Let $\eta$ be a continuous bounded function on $(0, \infty)^{2}$ so that $\eta(0,0)=1$. Let $A$ be a bounded operator on $\ell^{2}(\mathbb{Z}_{\geq 0})=\ell^{2}$ (by bounded operator I will always mean such an object) and let $A_{j,k}$ be its "matrix entries" with respect to the standard basis of $\ell^{2}$.

Suppose now that for any integer $N\geq 1$ and any bounded operator $A$, the infinite matrices $A^{(N)}$ with entries $$A^{(N)}_{j,k}=\eta(\frac{j}{N}, \frac{k}{N})A_{j,k}$$ form a uniformly bounded sequence, meaning that there exists $C>0$, independent of $N$, so that $$\|A^{(N)}\|_{op}\leq C \|A\|_{op},$$ where $\|\cdot\|_{op}$ denotes the usual operator norm.
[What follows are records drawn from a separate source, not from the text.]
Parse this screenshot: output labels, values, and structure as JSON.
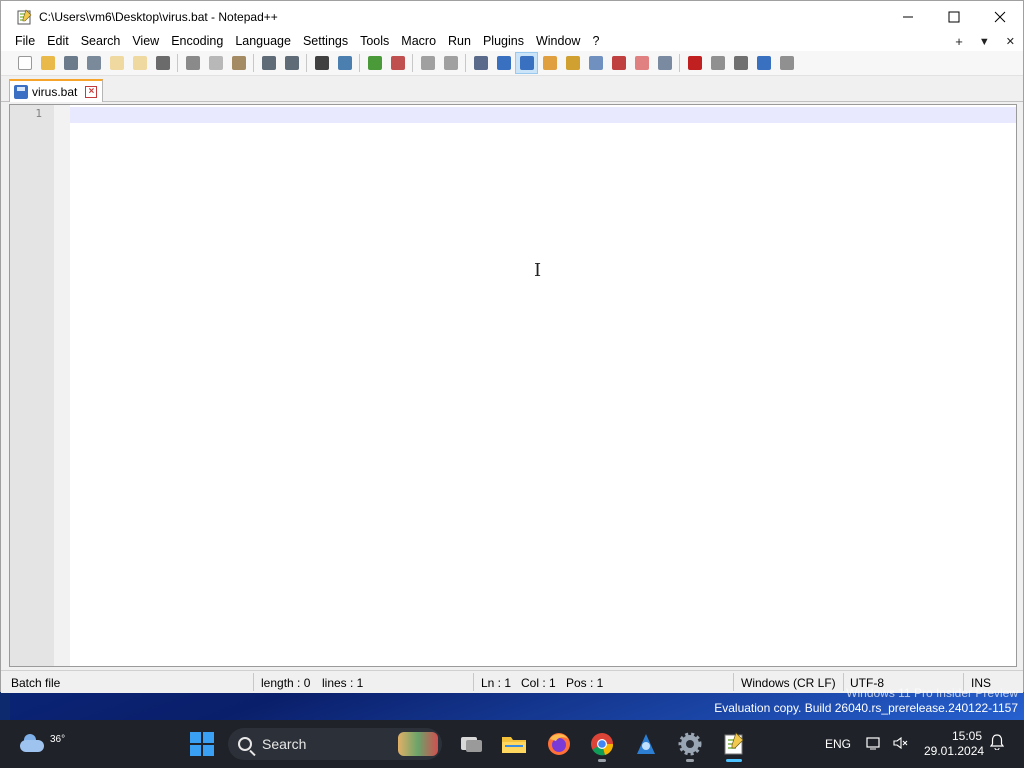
{
  "window": {
    "title": "C:\\Users\\vm6\\Desktop\\virus.bat - Notepad++",
    "controls": [
      "minimize-icon",
      "maximize-icon",
      "close-icon"
    ]
  },
  "menu": {
    "items": [
      "File",
      "Edit",
      "Search",
      "View",
      "Encoding",
      "Language",
      "Settings",
      "Tools",
      "Macro",
      "Run",
      "Plugins",
      "Window",
      "?"
    ],
    "right": [
      "+",
      "▼",
      "✕"
    ]
  },
  "toolbar": {
    "buttons": [
      {
        "name": "new-file-icon",
        "color": "#ffffff"
      },
      {
        "name": "open-file-icon",
        "color": "#e9b949"
      },
      {
        "name": "save-icon",
        "color": "#6b7b8c"
      },
      {
        "name": "save-all-icon",
        "color": "#7a8a9a"
      },
      {
        "name": "close-file-icon",
        "color": "#f0d9a0"
      },
      {
        "name": "close-all-icon",
        "color": "#f0d9a0"
      },
      {
        "name": "print-icon",
        "color": "#6b6b6b"
      },
      {
        "name": "sep"
      },
      {
        "name": "cut-icon",
        "color": "#8a8a8a"
      },
      {
        "name": "copy-icon",
        "color": "#b8b8b8"
      },
      {
        "name": "paste-icon",
        "color": "#a58b63"
      },
      {
        "name": "sep"
      },
      {
        "name": "undo-icon",
        "color": "#606b78"
      },
      {
        "name": "redo-icon",
        "color": "#606b78"
      },
      {
        "name": "sep"
      },
      {
        "name": "find-icon",
        "color": "#404040"
      },
      {
        "name": "replace-icon",
        "color": "#4a7fb0"
      },
      {
        "name": "sep"
      },
      {
        "name": "zoom-in-icon",
        "color": "#4a9a3a"
      },
      {
        "name": "zoom-out-icon",
        "color": "#c05050"
      },
      {
        "name": "sep"
      },
      {
        "name": "sync-vertical-icon",
        "color": "#a0a0a0"
      },
      {
        "name": "sync-horizontal-icon",
        "color": "#a0a0a0"
      },
      {
        "name": "sep"
      },
      {
        "name": "word-wrap-icon",
        "color": "#5a6a8a"
      },
      {
        "name": "show-all-chars-icon",
        "color": "#3a70c0"
      },
      {
        "name": "indent-guide-icon",
        "color": "#3a70c0",
        "active": true
      },
      {
        "name": "udl-icon",
        "color": "#e0a040"
      },
      {
        "name": "doc-map-icon",
        "color": "#d0a030"
      },
      {
        "name": "doc-list-icon",
        "color": "#7090c0"
      },
      {
        "name": "function-list-icon",
        "color": "#c04040"
      },
      {
        "name": "folder-as-workspace-icon",
        "color": "#e08080"
      },
      {
        "name": "monitoring-icon",
        "color": "#7a8aa0"
      },
      {
        "name": "sep"
      },
      {
        "name": "record-macro-icon",
        "color": "#c02020"
      },
      {
        "name": "stop-record-icon",
        "color": "#909090"
      },
      {
        "name": "playback-icon",
        "color": "#707070"
      },
      {
        "name": "run-macro-multiple-icon",
        "color": "#3a70c0"
      },
      {
        "name": "save-macro-icon",
        "color": "#909090"
      }
    ]
  },
  "tabs": [
    {
      "label": "virus.bat",
      "icon": "save-icon",
      "close_icon": "close-tab-icon"
    }
  ],
  "editor": {
    "line_numbers": [
      "1"
    ],
    "content": ""
  },
  "statusbar": {
    "file_type": "Batch file",
    "length": "length : 0",
    "lines": "lines : 1",
    "ln": "Ln : 1",
    "col": "Col : 1",
    "pos": "Pos : 1",
    "eol": "Windows (CR LF)",
    "encoding": "UTF-8",
    "mode": "INS"
  },
  "watermark": {
    "line1": "Windows 11 Pro Insider Preview",
    "line2": "Evaluation copy. Build 26040.rs_prerelease.240122-1157"
  },
  "taskbar": {
    "weather_temp": "36°",
    "search_placeholder": "Search",
    "apps": [
      "task-view-icon",
      "file-explorer-icon",
      "firefox-icon",
      "chrome-icon",
      "app-icon",
      "settings-icon",
      "notepadpp-icon"
    ],
    "language": "ENG",
    "time": "15:05",
    "date": "29.01.2024"
  }
}
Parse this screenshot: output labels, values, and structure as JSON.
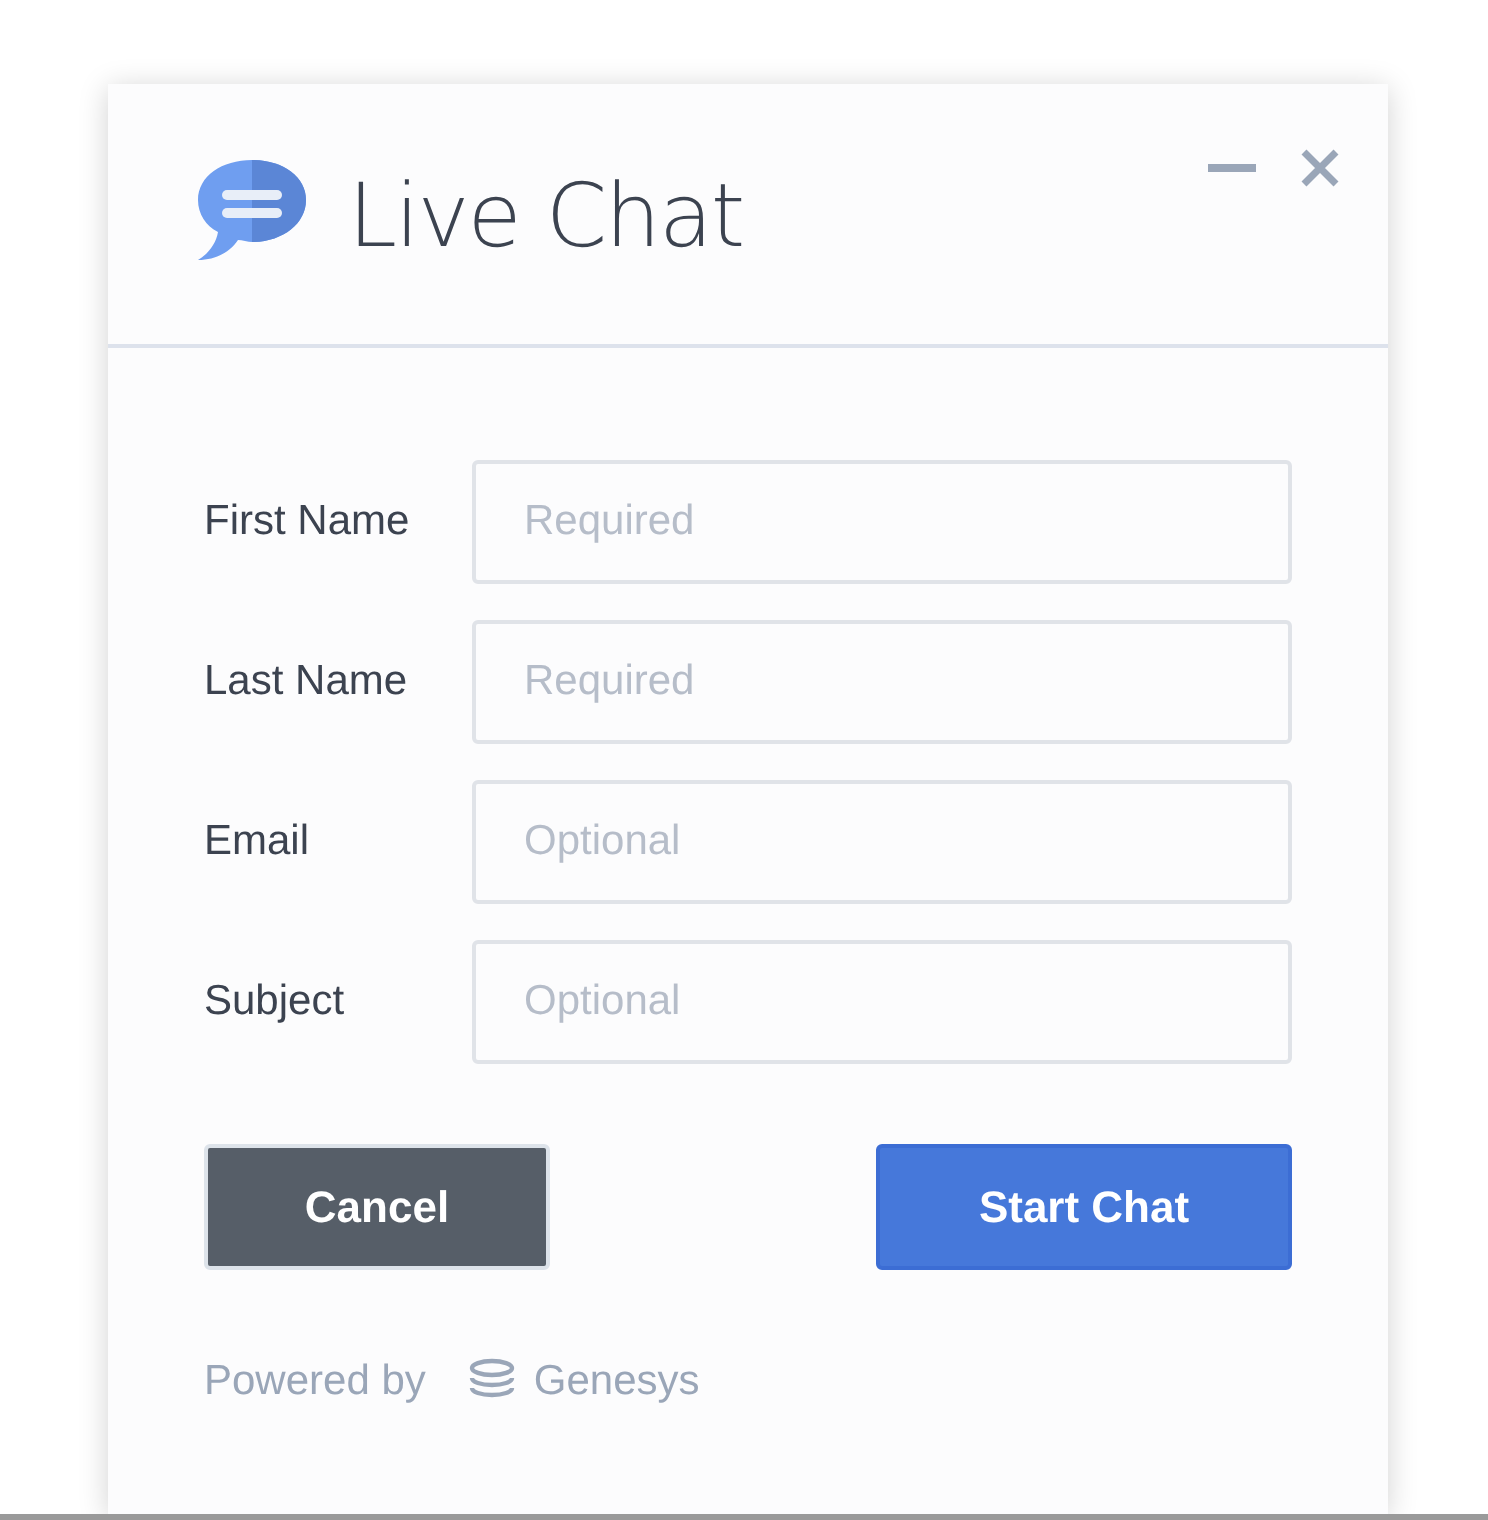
{
  "window": {
    "title": "Live Chat"
  },
  "fields": [
    {
      "label": "First Name",
      "placeholder": "Required"
    },
    {
      "label": "Last Name",
      "placeholder": "Required"
    },
    {
      "label": "Email",
      "placeholder": "Optional"
    },
    {
      "label": "Subject",
      "placeholder": "Optional"
    }
  ],
  "buttons": {
    "cancel": "Cancel",
    "start": "Start Chat"
  },
  "footer": {
    "powered_by": "Powered by",
    "brand": "Genesys"
  }
}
It is very easy to show that under these assumptions, one can have uniform convergence of $A^{(N)}\to A$ as $N\to \infty$ (i.e. $\|A^{(N)}-A\|_{op}\to 0$) whenever $A$ is a finite matrix (as we have entrywise convergence). By density of the finite matrices and an $\varepsilon/3$-argument it is not so difficult to show that the same happens whenever we restrict to the ideal of compact operators.

What can we say about the convergence of $A^{(N)}\to A$ for an infinite matrix? Of course, the best one can hope for, dropping the compactness of $A$, is convergence in the Strong Operator Topology, but I cannot find an argument that proves my statement. Any help would be appreciated!!!